Think about Easter. How often has the immediate future of Sunderland been strongly influenced by the outcome of the games played over that weekend? A natural consequence of being one of football’s yo-yo clubs is that we often enter the last few weeks chasing promotion or staring relegation in the face. And where, year after year, have I been come Easter? With the French part of my family in Le Mans, or on holiday with them in Brittany.
I remember one season when I was playing football with relatives by marriage at the farm of one of my wife’s uncles. The Lads were pressing for promotion and the BBC was covering a crucial match. I selflessly volunteered to go in goal for the whole game for the sole reason that I could at least then try to listen to the commentary on a crackly transistor.
Christmas and New Year are the same. Either we’re in France, or France – her part of France – comes to us. No point in asking for leave of absence then. It’s years since I last saw a game over the festive period.
Lots of fans I know lead much more uncomplicated lives. They go religiously to games without their partners’ objections. Or they insist on going even if there is objection. Some of them even manage to stay married.
But I have had to be more ingenious in my approach, and necessity is a great teacher. I learned long ago that there were ways of ensuring we were within striking distance of a game. Visits to Nana back in the North East somehow always coincided with Sunderland at home. What better time to go and see a daughter at university in Manchester than when the Lads were at Oldham?
Once a year when we were living in London, Joelle’s work would take her to Cannes for the film festival. It always takes place in early May, just as the season is drawing to a close, or often in our case to a nerve-wracking climax for one of the obvious two reasons.

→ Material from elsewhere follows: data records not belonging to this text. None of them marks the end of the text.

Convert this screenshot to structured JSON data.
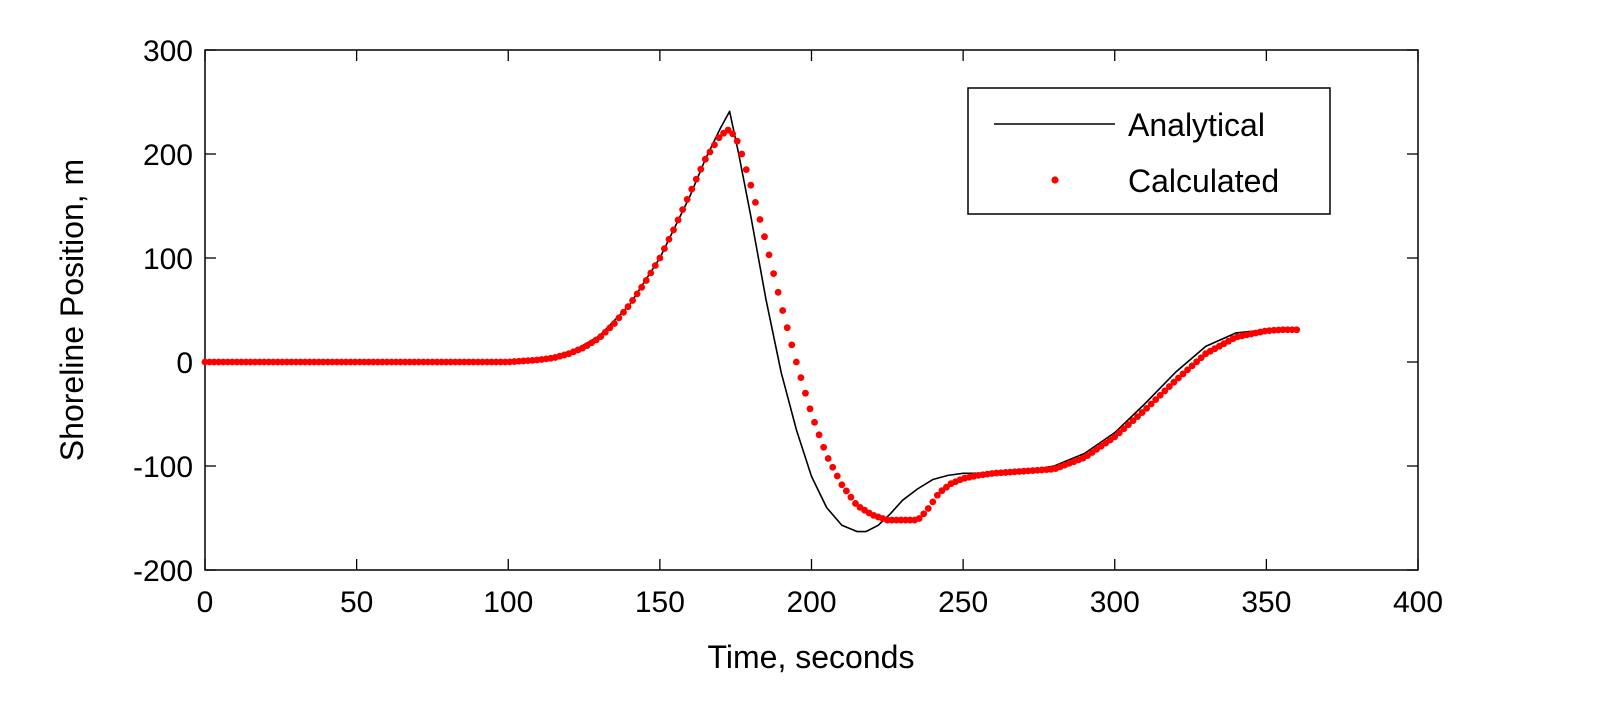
{
  "chart_data": {
    "type": "line",
    "title": "",
    "xlabel": "Time, seconds",
    "ylabel": "Shoreline Position, m",
    "xlim": [
      0,
      400
    ],
    "ylim": [
      -200,
      300
    ],
    "xticks": [
      0,
      50,
      100,
      150,
      200,
      250,
      300,
      350,
      400
    ],
    "yticks": [
      -200,
      -100,
      0,
      100,
      200,
      300
    ],
    "xtick_labels": [
      "0",
      "50",
      "100",
      "150",
      "200",
      "250",
      "300",
      "350",
      "400"
    ],
    "ytick_labels": [
      "-200",
      "-100",
      "0",
      "100",
      "200",
      "300"
    ],
    "grid": false,
    "legend_position": "top-right",
    "series": [
      {
        "name": "Analytical",
        "style": "line",
        "color": "#000000",
        "x": [
          0,
          100,
          110,
          120,
          130,
          140,
          150,
          160,
          165,
          170,
          173,
          176,
          180,
          185,
          190,
          195,
          200,
          205,
          210,
          215,
          218,
          222,
          226,
          230,
          235,
          240,
          245,
          250,
          255,
          260,
          270,
          280,
          290,
          300,
          310,
          320,
          330,
          340,
          350,
          355,
          360
        ],
        "y": [
          0,
          0,
          2,
          8,
          25,
          55,
          100,
          160,
          195,
          225,
          241,
          200,
          140,
          60,
          -10,
          -65,
          -110,
          -140,
          -157,
          -163,
          -163,
          -157,
          -146,
          -133,
          -122,
          -113,
          -109,
          -107,
          -107,
          -106,
          -105,
          -100,
          -88,
          -68,
          -40,
          -10,
          15,
          28,
          31,
          31,
          31
        ]
      },
      {
        "name": "Calculated",
        "style": "markers",
        "color": "#ff0000",
        "x": [
          0,
          100,
          105,
          110,
          115,
          120,
          125,
          130,
          135,
          140,
          145,
          150,
          155,
          160,
          165,
          170,
          173,
          176,
          180,
          185,
          190,
          195,
          200,
          205,
          210,
          215,
          220,
          225,
          230,
          235,
          238,
          242,
          246,
          250,
          255,
          260,
          265,
          270,
          280,
          290,
          300,
          310,
          320,
          330,
          340,
          350,
          355,
          360
        ],
        "y": [
          0,
          0,
          1,
          2,
          4,
          8,
          14,
          23,
          37,
          55,
          76,
          100,
          130,
          163,
          195,
          218,
          224,
          210,
          170,
          115,
          55,
          0,
          -50,
          -90,
          -118,
          -138,
          -147,
          -152,
          -152,
          -152,
          -143,
          -126,
          -117,
          -112,
          -109,
          -107,
          -106,
          -105,
          -103,
          -92,
          -72,
          -46,
          -18,
          8,
          24,
          30,
          31,
          31
        ]
      }
    ]
  }
}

This was always my excuse to pack in as much football as possible. In 2001, the year of one of those two seventh top Premiership seasons under Peter Reid, Sunderland Reserves had one game left. A win at Leeds – or more accurately York , where Leeds played their second string games – would have given us the Premiership reserve league title.
This will sound incredibly sad, but with the cat away, this mouse seriously considered playing: a midweek expedition to York to watch that game. Only the lack of a late enough train to get me back to London the same night stopped me making the journey.
We lost anyway. The fact that this hurt at the time is not so important. The real point is that I was prepared to organise a day off work and make a long midweek trek to watch our reserves.
So why wouldn’t the same football-daft English male necessarily cross the street to watch England ? Why wouldn’t he lose any sleep if he went to bed before the result?